1979, c. 53, a. 73; 1982, c. 52, a. 185.
74. Toute personne qui commet une infraction à la présente loi est passible d’une amende d’au moins 300 $ et d’au plus 1 000 $ pour chaque infraction et d’une amende d’au moins 1 000 $ et d’au plus 5 000 $ pour toute récidive.
1979, c. 53, a. 74; 1990, c. 4, a. 347.
75. (Abrogé).
1979, c. 53, a. 75; 1990, c. 4, a. 348; 1992, c. 61, a. 237.
SECTION XI
DISPOSITIONS DIVERSES
76. Dans un délai d’un an à compter de la constitution de la corporation, la fédération fondatrice et, le cas échéant, les fédérations qui en sont membres peuvent transférer à la corporation des éléments d’actif correspondant à la totalité ou partie des sommes accumulées pour des fins semblables à celles poursuivies par une corporation de fonds de sécurité.
Le ministre peut autoriser la corporation à acquérir et détenir pendant la période et aux conditions qu’il détermine les éléments d’actif ainsi transférés dont l’acquisition et la détention constitueraient autrement une infraction à la présente loi.
1979, c. 53, a. 76.
77. L’inspecteur général des institutions financières est chargé de l’administration de la présente loi.
1979, c. 53, a. 77; 1981, c. 9, a. 24; 1982, c. 52, a. 186.
77.1. Le ministre des Finances est chargé de l’application de la présente loi.
1982, c. 52, a. 186.
78. (Omis).
1979, c. 53, a. 78.
79. (Cet article a cessé d’avoir effet le 17 avril 1987).
1982, c. 21, a. 1; R.-U., 1982, c. 11, ann.
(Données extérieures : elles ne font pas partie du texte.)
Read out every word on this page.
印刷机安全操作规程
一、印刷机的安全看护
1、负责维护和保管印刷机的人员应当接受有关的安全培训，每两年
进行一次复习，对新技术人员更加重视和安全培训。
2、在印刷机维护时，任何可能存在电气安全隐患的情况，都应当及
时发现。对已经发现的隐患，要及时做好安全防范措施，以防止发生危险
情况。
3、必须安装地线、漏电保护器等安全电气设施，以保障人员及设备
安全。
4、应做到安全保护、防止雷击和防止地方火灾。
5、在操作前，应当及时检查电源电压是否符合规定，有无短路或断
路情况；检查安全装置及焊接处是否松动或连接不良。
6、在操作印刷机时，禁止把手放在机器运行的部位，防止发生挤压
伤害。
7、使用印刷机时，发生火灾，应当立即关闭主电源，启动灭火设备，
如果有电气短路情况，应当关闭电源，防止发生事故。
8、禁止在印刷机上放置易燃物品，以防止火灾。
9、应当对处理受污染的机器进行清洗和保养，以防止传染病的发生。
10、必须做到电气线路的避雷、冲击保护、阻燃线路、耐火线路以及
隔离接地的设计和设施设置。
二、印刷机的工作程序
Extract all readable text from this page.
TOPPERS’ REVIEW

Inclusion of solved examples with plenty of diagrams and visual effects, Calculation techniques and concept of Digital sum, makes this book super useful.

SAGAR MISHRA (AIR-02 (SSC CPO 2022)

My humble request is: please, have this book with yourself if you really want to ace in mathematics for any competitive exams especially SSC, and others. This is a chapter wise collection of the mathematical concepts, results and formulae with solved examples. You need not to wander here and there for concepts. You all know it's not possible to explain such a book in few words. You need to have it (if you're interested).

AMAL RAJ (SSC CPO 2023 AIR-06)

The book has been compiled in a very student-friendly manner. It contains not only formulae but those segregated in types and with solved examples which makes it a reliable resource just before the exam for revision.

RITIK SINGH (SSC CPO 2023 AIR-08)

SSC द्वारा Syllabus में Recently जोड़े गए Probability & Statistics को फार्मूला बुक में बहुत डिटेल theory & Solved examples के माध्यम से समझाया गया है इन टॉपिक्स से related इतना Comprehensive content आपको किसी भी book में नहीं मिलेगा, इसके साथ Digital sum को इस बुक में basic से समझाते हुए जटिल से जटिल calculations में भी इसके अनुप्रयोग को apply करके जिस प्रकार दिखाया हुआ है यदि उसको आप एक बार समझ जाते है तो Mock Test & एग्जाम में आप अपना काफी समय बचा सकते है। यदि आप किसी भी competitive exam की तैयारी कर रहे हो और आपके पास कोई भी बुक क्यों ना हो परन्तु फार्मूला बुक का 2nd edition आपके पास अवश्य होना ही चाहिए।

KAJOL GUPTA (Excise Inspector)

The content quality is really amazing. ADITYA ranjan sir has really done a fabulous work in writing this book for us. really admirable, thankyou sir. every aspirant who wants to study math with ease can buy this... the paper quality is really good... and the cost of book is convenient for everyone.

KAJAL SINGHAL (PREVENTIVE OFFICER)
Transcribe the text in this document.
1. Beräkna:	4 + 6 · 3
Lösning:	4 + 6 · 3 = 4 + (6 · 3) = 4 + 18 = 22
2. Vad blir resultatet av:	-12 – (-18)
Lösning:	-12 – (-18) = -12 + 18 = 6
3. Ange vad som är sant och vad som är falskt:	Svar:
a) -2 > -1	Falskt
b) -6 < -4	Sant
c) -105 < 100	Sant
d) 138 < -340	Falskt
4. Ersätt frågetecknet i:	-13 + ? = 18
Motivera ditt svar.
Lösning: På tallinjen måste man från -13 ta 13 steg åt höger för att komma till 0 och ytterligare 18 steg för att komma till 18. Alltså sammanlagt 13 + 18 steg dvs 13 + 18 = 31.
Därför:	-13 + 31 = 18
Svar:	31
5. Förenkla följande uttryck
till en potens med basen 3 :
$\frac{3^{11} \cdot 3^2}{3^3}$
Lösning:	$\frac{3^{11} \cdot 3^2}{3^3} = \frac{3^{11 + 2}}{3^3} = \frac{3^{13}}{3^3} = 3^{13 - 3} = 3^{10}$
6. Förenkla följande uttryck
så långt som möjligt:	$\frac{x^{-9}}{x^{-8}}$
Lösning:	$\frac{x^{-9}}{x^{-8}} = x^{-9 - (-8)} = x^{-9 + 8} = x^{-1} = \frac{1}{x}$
B, ptie I, a. 33.
ANNEXE ABROGATIVE

Conformément à l’article 17 de la Loi sur la refonte des lois et des règlements (chapitre R‐3), le chapitre 53 des lois de 1979, tel qu’en vigueur le 1er novembre 1980, à l’exception de l’article 78, est abrogé à compter de l’entrée en vigueur du chapitre C-69.1 des Lois refondues.